Dalam sebuah wawancara dengan CNN, Marks mengatakan “akses tentara “Israel” terhadap intelijen mengenai pasukan Hamas akan mulai terhenti dan informasi intelijen yang dikumpulkan selama berhari-hari di Gaza akan mulai runtuh di sekitar mereka. Sementara Hamas, akan mengubah posisinya dan melakukan segala kemungkinan untuk memperkuat keamanannya,” tambahnya.
“Jeda aktivitas militer merupakan tugas yang sangat menantang,” jelasnya, seraya menambahkan bahwa hal tersebut akan mendorong tentara untuk melakukan transisi ke “sikap defensif.”
“Saya pikir kita telah mencapai titik di mana tentara harus mengambil keputusan yang sangat sulit, karena tentara di Gaza terpapar di terowongan-terowongan yang masih didominasi Hamas karena jaringan terowongan masih aktif dan belum diambil alih,” jelasnya.
Ia juga mencatat bahwa jika gencatan senjata diperpanjang dari empat hari menjadi lima atau enam hari “ini akan menjadi misi militer yang sangat sulit. “Israel” harus mengambil posisi defensif pada tahap ini.”
Pada Rabu (22/11/2023), Kementerian Luar Negeri Qatar mengumumkan bahwa perjanjian gencatan senjata kemanusiaan telah dicapai di Jalur Gaza antara pendudukan dan Hamas, melalui mediasi bersama dengan Mesir dan AS.

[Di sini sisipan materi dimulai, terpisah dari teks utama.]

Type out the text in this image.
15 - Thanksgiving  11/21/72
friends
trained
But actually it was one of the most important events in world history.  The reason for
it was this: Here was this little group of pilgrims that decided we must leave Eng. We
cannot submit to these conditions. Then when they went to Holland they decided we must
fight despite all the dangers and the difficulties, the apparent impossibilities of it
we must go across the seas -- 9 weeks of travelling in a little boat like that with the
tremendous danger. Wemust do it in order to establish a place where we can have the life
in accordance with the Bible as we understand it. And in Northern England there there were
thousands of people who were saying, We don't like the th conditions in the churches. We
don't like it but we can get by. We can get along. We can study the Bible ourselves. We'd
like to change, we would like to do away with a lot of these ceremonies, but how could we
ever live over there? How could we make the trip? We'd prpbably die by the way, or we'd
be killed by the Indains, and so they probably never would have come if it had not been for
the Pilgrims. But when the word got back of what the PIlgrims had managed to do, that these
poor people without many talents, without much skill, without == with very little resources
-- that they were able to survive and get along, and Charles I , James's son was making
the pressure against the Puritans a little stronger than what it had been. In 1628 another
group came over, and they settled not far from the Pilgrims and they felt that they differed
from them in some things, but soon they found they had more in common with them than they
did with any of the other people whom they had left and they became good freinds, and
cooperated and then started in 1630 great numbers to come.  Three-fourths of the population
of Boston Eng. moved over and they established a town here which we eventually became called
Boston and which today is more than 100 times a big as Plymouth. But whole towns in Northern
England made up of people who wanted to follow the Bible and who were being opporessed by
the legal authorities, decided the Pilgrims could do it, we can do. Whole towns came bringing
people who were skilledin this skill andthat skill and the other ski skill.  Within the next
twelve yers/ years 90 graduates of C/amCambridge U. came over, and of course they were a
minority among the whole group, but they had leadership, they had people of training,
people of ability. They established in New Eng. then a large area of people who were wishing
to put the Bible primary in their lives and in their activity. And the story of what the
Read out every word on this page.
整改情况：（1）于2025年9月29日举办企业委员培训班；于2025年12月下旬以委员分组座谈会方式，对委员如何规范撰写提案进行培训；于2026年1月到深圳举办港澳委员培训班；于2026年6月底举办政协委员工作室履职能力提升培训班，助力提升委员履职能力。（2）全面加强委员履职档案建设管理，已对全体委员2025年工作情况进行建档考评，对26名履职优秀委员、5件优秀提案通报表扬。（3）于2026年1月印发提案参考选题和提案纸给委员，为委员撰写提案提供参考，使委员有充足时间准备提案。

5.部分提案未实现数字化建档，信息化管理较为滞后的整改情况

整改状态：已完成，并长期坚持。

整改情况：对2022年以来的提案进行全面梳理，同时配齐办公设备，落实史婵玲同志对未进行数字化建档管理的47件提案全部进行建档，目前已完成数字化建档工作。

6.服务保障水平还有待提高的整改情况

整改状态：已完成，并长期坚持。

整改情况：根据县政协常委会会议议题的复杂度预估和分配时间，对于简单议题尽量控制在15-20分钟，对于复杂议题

Kementerian Qatar mengatakan bahwa perjanjian tersebut mencakup pertukaran 50 tawanan perang “Israel”, termasuk perempuan dan anak-anak, yang saat ini ditahan di Jalur Gaza selama tahap pertama dengan imbalan pembebasan sejumlah perempuan dan anak-anak Palestina yang ditahan di penjara-penjara “Israel”. Menambahkan bahwa jumlah mereka yang dibebaskan akan ditingkatkan pada tahap implementasi perjanjian selanjutnya. (zarahamala/arrahmah.id)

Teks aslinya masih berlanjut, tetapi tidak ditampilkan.